Obviously, we cannot know the unit total earned by the Pac-12 in 2024 until the upcoming spring, so let’s estimate. We’ll average the units from the other years in the six-year payout cycle and assign that figure to 2024.

Which gives us the following units to be paid out to the four remaining members in the spring of 2025:

2019: 7
2020: N/A
2021: 19
2022: 7
2023: 7
2024: 10
Total: 50

The dollar value of each unit increases over time by approximately 3 percent annually.
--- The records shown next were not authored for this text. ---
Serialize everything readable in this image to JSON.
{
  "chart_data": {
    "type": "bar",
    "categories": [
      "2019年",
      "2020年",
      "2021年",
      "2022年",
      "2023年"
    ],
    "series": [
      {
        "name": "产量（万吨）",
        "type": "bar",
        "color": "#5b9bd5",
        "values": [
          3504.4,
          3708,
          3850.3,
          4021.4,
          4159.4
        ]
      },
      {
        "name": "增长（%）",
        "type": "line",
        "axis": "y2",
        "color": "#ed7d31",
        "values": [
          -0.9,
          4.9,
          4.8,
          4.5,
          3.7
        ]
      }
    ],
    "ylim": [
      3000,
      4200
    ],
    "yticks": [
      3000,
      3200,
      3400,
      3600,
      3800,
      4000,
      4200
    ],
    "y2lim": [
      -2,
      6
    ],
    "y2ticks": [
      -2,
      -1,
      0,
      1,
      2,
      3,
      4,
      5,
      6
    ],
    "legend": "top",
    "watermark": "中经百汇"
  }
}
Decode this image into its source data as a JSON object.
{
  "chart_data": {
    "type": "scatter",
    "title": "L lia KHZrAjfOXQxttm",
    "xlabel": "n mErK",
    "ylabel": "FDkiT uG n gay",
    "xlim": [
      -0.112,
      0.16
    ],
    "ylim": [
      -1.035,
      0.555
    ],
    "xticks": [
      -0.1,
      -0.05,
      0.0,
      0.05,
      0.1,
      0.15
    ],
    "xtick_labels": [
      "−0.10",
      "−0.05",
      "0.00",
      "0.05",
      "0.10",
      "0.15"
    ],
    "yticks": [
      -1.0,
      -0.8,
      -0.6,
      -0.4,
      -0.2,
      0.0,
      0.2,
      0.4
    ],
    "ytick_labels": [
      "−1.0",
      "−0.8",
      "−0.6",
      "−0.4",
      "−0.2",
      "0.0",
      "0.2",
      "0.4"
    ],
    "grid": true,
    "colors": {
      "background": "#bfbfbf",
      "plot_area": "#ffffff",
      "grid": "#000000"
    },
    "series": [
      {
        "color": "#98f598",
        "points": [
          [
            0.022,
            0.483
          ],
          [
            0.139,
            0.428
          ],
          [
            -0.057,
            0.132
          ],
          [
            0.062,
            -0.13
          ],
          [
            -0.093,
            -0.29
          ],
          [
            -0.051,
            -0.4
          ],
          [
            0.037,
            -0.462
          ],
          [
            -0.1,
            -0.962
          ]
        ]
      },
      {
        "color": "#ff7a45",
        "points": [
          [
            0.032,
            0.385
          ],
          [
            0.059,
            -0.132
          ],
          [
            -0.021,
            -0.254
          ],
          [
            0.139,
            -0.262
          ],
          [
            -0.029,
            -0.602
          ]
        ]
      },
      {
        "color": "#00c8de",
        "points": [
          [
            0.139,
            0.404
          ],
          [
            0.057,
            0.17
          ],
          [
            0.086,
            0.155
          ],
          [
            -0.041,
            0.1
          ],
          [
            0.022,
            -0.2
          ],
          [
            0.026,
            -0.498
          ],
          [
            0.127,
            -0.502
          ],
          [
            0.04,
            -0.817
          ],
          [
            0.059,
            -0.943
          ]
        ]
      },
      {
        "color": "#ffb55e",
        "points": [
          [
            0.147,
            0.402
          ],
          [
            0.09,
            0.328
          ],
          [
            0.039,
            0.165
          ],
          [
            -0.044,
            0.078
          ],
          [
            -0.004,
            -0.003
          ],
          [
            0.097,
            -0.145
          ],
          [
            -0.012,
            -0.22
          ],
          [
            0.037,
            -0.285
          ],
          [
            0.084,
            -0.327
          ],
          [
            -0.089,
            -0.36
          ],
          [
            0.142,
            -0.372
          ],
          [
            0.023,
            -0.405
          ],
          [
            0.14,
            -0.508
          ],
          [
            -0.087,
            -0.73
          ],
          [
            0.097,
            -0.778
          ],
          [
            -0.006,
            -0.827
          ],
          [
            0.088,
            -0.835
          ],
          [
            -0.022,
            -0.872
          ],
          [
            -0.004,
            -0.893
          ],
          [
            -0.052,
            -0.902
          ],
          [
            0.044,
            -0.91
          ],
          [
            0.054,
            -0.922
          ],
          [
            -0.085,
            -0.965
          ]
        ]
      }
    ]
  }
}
Let’s estimate $350,000 per unit, based on the value assigned in 2023.

Those 50 units would result in $17.5 million distributed to the Pac-12 in the 2025 payout cycle.

Were that amount split 12 ways, it would equal $1.46 million per school.

But only the remaining schools would be entitled to the distribution. Split four ways, it’s $4.38 million per school — a difference of about $3 million per campus.

The schools could keep that extra cash for themselves, to offset the loss of media rights revenue, or use it for the rebuilding project.

After all, $12 million might come in handy if an expansion candidate needs help covering the cost of an exit fee from its conference.

(In theory, the newcomers could receive a share of the NCAA revenue generated before they joined the conference, but that would be part of the expansion negotiations.)